Kaminski largely credits his parents for providing him with the opportunities he needed to not only become noticed, but also become successful.
“My biggest influences were Mom & Dad and their commitment in taking us everywhere for sports and teaching us great values and where we come from. Who knows how much time and money they spent on ball, hockey, and many other activities – was crazy,” he said.
And aside from receiving valuable advice from his parents, coaches, and local scout Hughie Scobie, he also had players he looked up to and modeled his style of play after.
“I remember watching Wendel Clark play in juniors. I wanted to play just like him,” Kaminski recalled. “And also Bryan Trottier.
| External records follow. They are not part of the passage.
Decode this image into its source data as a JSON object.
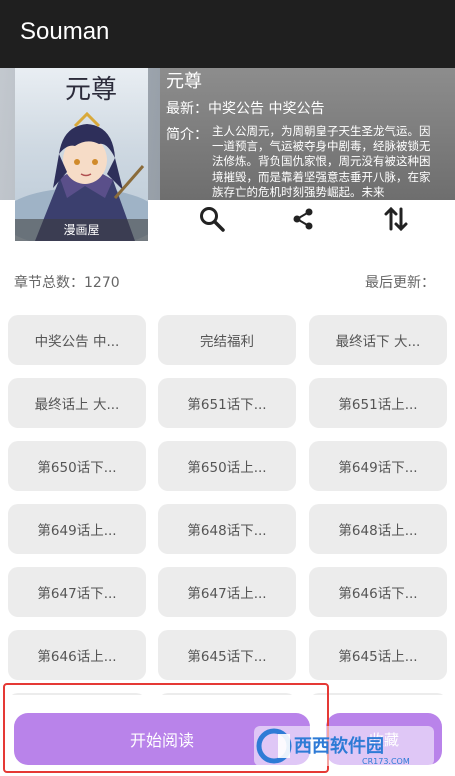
{
  "appbar": {
    "title": "Souman"
  },
  "book": {
    "title": "元尊",
    "latest": "最新：中奖公告 中奖公告",
    "intro_label": "简介：",
    "intro": "主人公周元，为周朝皇子天生圣龙气运。因一道预言，气运被夺身中剧毒，经脉被锁无法修炼。背负国仇家恨，周元没有被这种困境摧毁，而是靠着坚强意志垂开八脉，在家族存亡的危机时刻强势崛起。未来",
    "cover_caption": "漫画屋",
    "cover_calligraphy": "元尊"
  },
  "actions": {
    "search_icon": "search-icon",
    "share_icon": "share-icon",
    "sort_icon": "sort-icon"
  },
  "stats": {
    "chapter_count": "章节总数：1270",
    "last_update": "最后更新："
  },
  "chapters": [
    "中奖公告 中...",
    "完结福利",
    "最终话下 大...",
    "最终话上 大...",
    "第651话下...",
    "第651话上...",
    "第650话下...",
    "第650话上...",
    "第649话下...",
    "第649话上...",
    "第648话下...",
    "第648话上...",
    "第647话下...",
    "第647话上...",
    "第646话下...",
    "第646话上...",
    "第645话下...",
    "第645话上...",
    "",
    "",
    ""
  ],
  "buttons": {
    "start_reading": "开始阅读",
    "favorite": "收藏"
  },
  "watermark": {
    "text": "西西软件园",
    "url": "CR173.COM"
  },
  "colors": {
    "accent": "#b983ea",
    "appbar": "#1f1f1f",
    "chip": "#ececec",
    "highlight": "#e53935"
  }
}
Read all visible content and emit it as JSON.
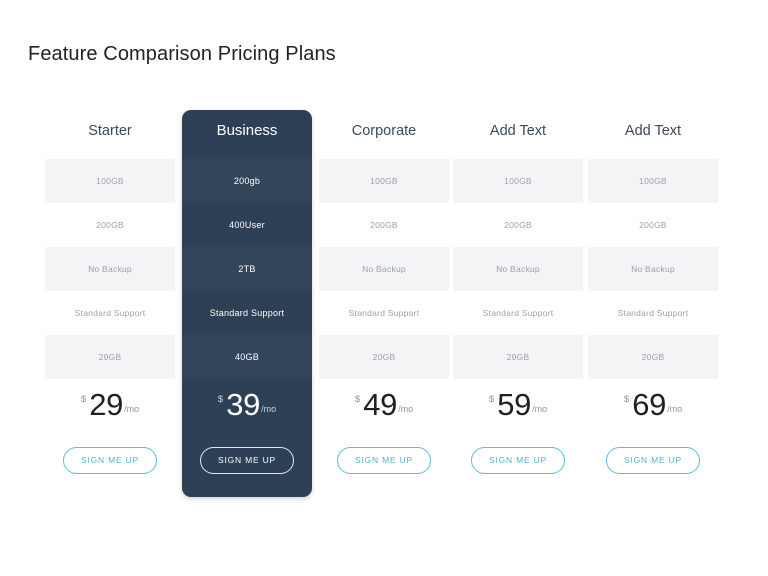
{
  "page": {
    "title": "Feature Comparison Pricing Plans"
  },
  "colors": {
    "accent": "#4fb3cc",
    "featured_background": "#2e4055",
    "row_shade": "#f3f4f5",
    "title": "#222222",
    "feature_text": "#9aa1a9"
  },
  "plans": [
    {
      "name": "Starter",
      "features": [
        "100GB",
        "200GB",
        "No Backup",
        "Standard Support",
        "20GB"
      ],
      "currency": "$",
      "amount": "29",
      "period": "/mo",
      "cta": "SIGN ME UP",
      "featured": false
    },
    {
      "name": "Business",
      "features": [
        "200gb",
        "400User",
        "2TB",
        "Standard Support",
        "40GB"
      ],
      "currency": "$",
      "amount": "39",
      "period": "/mo",
      "cta": "SIGN ME UP",
      "featured": true
    },
    {
      "name": "Corporate",
      "features": [
        "100GB",
        "200GB",
        "No Backup",
        "Standard Support",
        "20GB"
      ],
      "currency": "$",
      "amount": "49",
      "period": "/mo",
      "cta": "SIGN ME UP",
      "featured": false
    },
    {
      "name": "Add Text",
      "features": [
        "100GB",
        "200GB",
        "No Backup",
        "Standard Support",
        "20GB"
      ],
      "currency": "$",
      "amount": "59",
      "period": "/mo",
      "cta": "SIGN ME UP",
      "featured": false
    },
    {
      "name": "Add Text",
      "features": [
        "100GB",
        "200GB",
        "No Backup",
        "Standard Support",
        "20GB"
      ],
      "currency": "$",
      "amount": "69",
      "period": "/mo",
      "cta": "SIGN ME UP",
      "featured": false
    }
  ]
}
They were the best two-way centers to ever play the game – two guys I tried to play like to make myself a complete two-way hockey player.”
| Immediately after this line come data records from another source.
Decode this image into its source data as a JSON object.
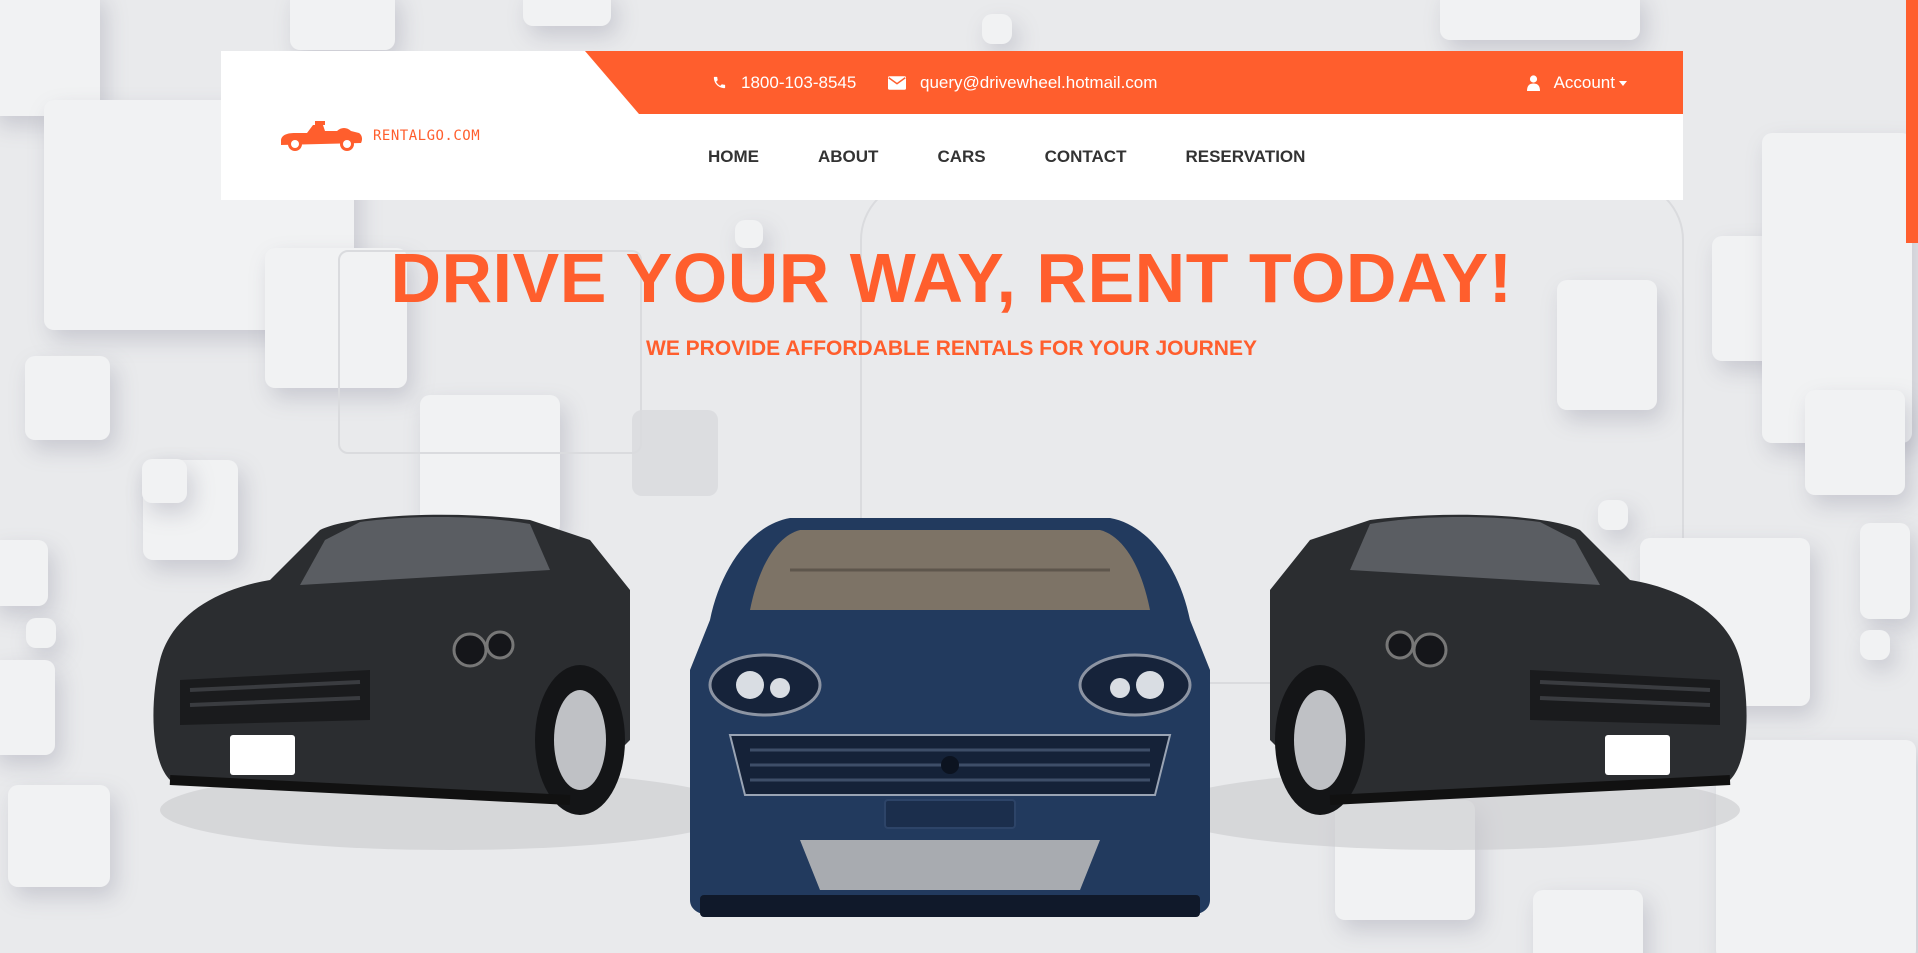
{
  "header": {
    "phone": "1800-103-8545",
    "email": "query@drivewheel.hotmail.com",
    "account_label": "Account",
    "logo_text": "RENTALGO.COM"
  },
  "nav": {
    "items": [
      {
        "label": "HOME"
      },
      {
        "label": "ABOUT"
      },
      {
        "label": "CARS"
      },
      {
        "label": "CONTACT"
      },
      {
        "label": "RESERVATION"
      }
    ]
  },
  "hero": {
    "title": "DRIVE YOUR WAY, RENT TODAY!",
    "subtitle": "WE PROVIDE AFFORDABLE RENTALS FOR YOUR JOURNEY"
  },
  "colors": {
    "accent": "#ff5e2d",
    "background": "#e9eaec",
    "nav_text": "#333333",
    "car_dark": "#2b2d30",
    "car_blue": "#223a5e"
  },
  "icons": {
    "phone": "phone-icon",
    "email": "envelope-icon",
    "account": "user-icon",
    "logo": "race-car-icon"
  }
}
After spending the first two seasons of his career with the Saskatoon Blades of the Western Hockey League, Kaminski was selected in the 1987 NHL Entry Draft by the Minnesota North Stars but was quickly traded to the Quebec Nordiques after playing his first National Hockey League game.
As a young, dynamic two-way center, Kaminski spent the majority of his first pro seasons with the Halifax Citadels in the American Hockey League and the Fort Wayne Komets of the International Hockey League before being traded to the Washington Capitals prior to the 1993-94 season.
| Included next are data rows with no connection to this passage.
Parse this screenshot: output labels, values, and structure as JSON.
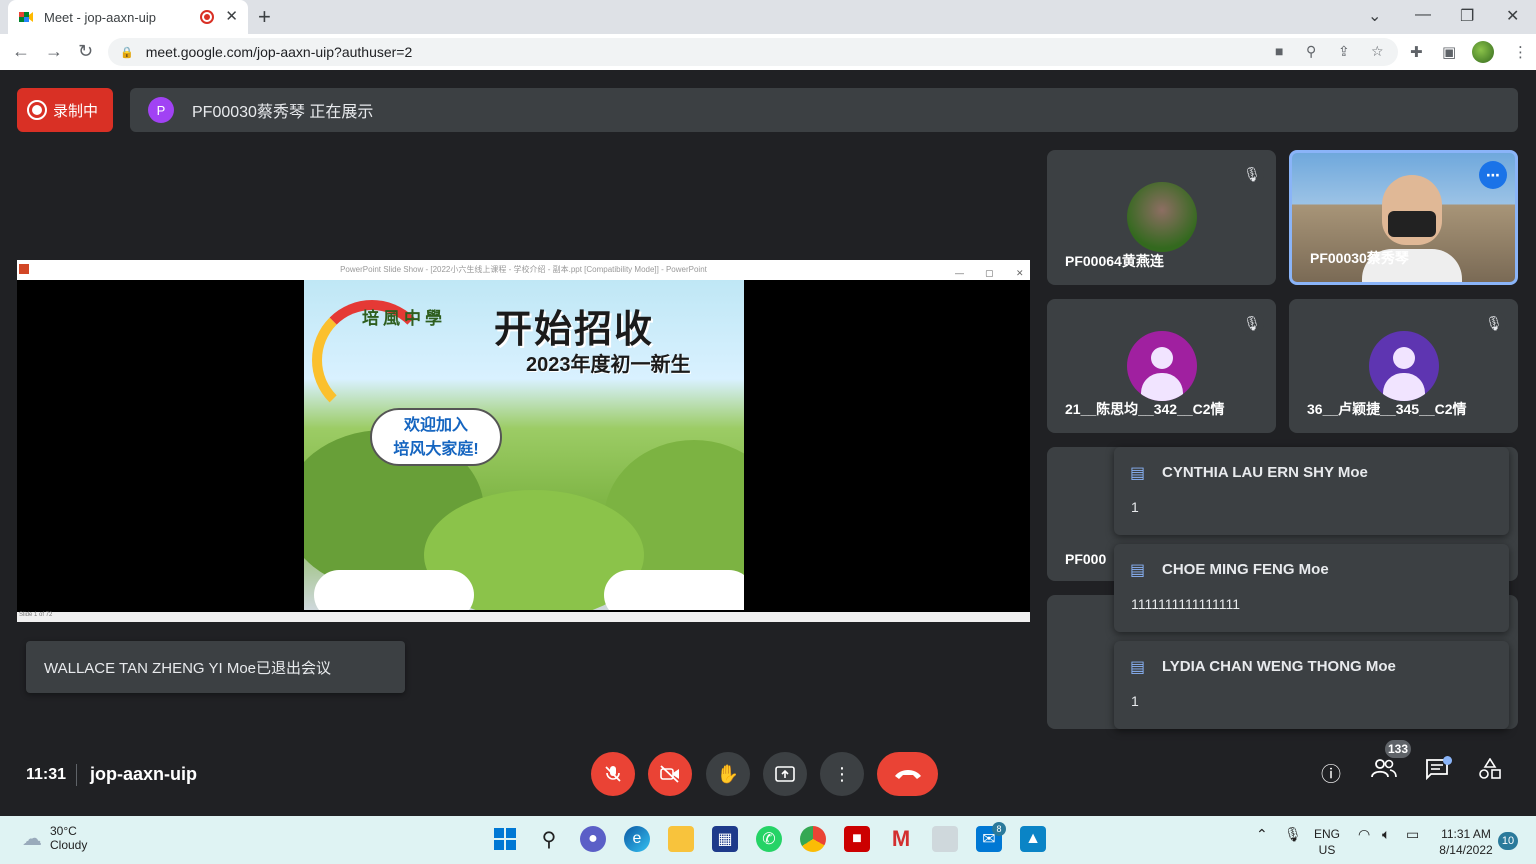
{
  "browser": {
    "tab_title": "Meet - jop-aaxn-uip",
    "url": "meet.google.com/jop-aaxn-uip?authuser=2"
  },
  "meet": {
    "recording_label": "录制中",
    "presenter_initial": "P",
    "presenting_text": "PF00030蔡秀琴 正在展示",
    "share_window_title": "PowerPoint Slide Show - [2022小六生线上课程 - 学校介绍 - 副本.ppt [Compatibility Mode]] - PowerPoint",
    "slide_status": "Slide 1 of 72",
    "slide": {
      "school_name": "培風中學",
      "headline": "开始招收",
      "subheadline": "2023年度初一新生",
      "bubble_line1": "欢迎加入",
      "bubble_line2": "培风大家庭!"
    },
    "toast": "WALLACE TAN ZHENG YI Moe已退出会议",
    "tiles": [
      {
        "name": "PF00064黄燕连",
        "avatar_color": "#4a7a3a"
      },
      {
        "name": "PF00030蔡秀琴",
        "avatar_color": "#8ab4f8"
      },
      {
        "name": "21__陈思均__342__C2情",
        "avatar_color": "#a020a0"
      },
      {
        "name": "36__卢颖捷__345__C2情",
        "avatar_color": "#5e35b1"
      },
      {
        "name": "PF000"
      }
    ],
    "more_options_icon": "⋯",
    "chat_notices": [
      {
        "sender": "CYNTHIA LAU ERN SHY Moe",
        "message": "1"
      },
      {
        "sender": "CHOE MING FENG Moe",
        "message": "1111111111111111"
      },
      {
        "sender": "LYDIA CHAN WENG THONG Moe",
        "message": "1"
      }
    ],
    "clock": "11:31",
    "meeting_code": "jop-aaxn-uip",
    "participants_count": "133"
  },
  "taskbar": {
    "temp": "30°C",
    "condition": "Cloudy",
    "lang1": "ENG",
    "lang2": "US",
    "time": "11:31 AM",
    "date": "8/14/2022",
    "notifications": "10",
    "mail_badge": "8"
  }
}
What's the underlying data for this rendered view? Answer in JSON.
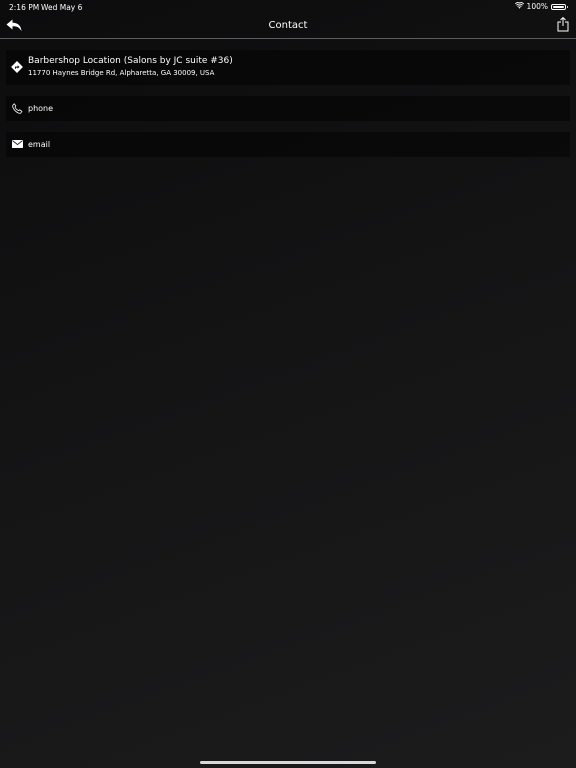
{
  "status_bar": {
    "time": "2:16 PM",
    "date": "Wed May 6",
    "battery_percent": "100%",
    "battery_level": 1.0,
    "wifi_icon": "wifi-icon"
  },
  "nav": {
    "title": "Contact",
    "back_icon": "back-arrow-icon",
    "share_icon": "share-icon"
  },
  "contact": {
    "location": {
      "icon": "directions-icon",
      "title": "Barbershop Location (Salons by JC suite #36)",
      "address": "11770 Haynes Bridge Rd, Alpharetta, GA 30009, USA"
    },
    "phone": {
      "icon": "phone-icon",
      "label": "phone"
    },
    "email": {
      "icon": "mail-icon",
      "label": "email"
    }
  },
  "colors": {
    "background": "#121213",
    "text": "#ffffff",
    "divider": "#5c5c5e"
  }
}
Little did “Killer” know that he would become a part of one of the most historic seasons in Portland, Maine’s hockey history.
Although Kaminski split time between the NHL and AHL during the 1993-94 season, he played 39 games with the Portland Pirates, accumulating 32 points and assisting in leading the team to their first Calder Cup Championship in franchise history.
“Since the 1993-94 season after winning the Calder Cup, I made Portland my home,” Kaminski said. “I really got involved with the community with my hockey schools and helping out numerous charities. I even took over Maury Povich’s golf outing to help out with the Barbara Bush Children’s Hospital and had the honor to meet her.”
He remained with the Capitals’ organization until 1998 and retired as a player in 2000. In 139 NHL games, “Killer” accumulated 528 penalty minutes, which is nothing compared to his career total of 3,692 penalty minutes across all levels over the span of his 16-year playing career.
“It was just the way I played – fearless and relentless,” Kaminski said.
Kaminski is now entering his 16th season in coaching and even had the opportunity to return to Maine in recent years, a place that will always be near and dear to his heart.
“I was coaching the Portland Jr. Pirates in the USPHL two years ago. It was good to be back where I called home for 14 years, “Kaminski recalled. “I had a lot of great memories with the people there, as I did with my hockey school for 14 years, and so much charity work.”
“Oh ya, and the LOBSTAH is always wicked good!”
In his current role with the Drillers, Kaminski has the chance to continue to pass on his 32 years of hockey knowledge onto the next generation of players and serves as a constant reminder of what the game is really about.
“Every city has something special about it. I enjoyed and loved it wherever I was playing/coaching,” Kaminski said, “but the best part of playing in these cities, which I am so grateful for and pray about it everyday, is the friendship I have made in the locker room with the players and coaches, the off-ice officials, and yes, even the refs!”
“All of the fans who have supported me wherever I played made it all worth it, too. That’s the coolest part of this game.”
As he looks ahead to the 2016-17 season, something other than his nickname has also stuck with him since day one.
““A simple piece of advice is ‘work hard and good things will happen’ – so I did, and so did good things!”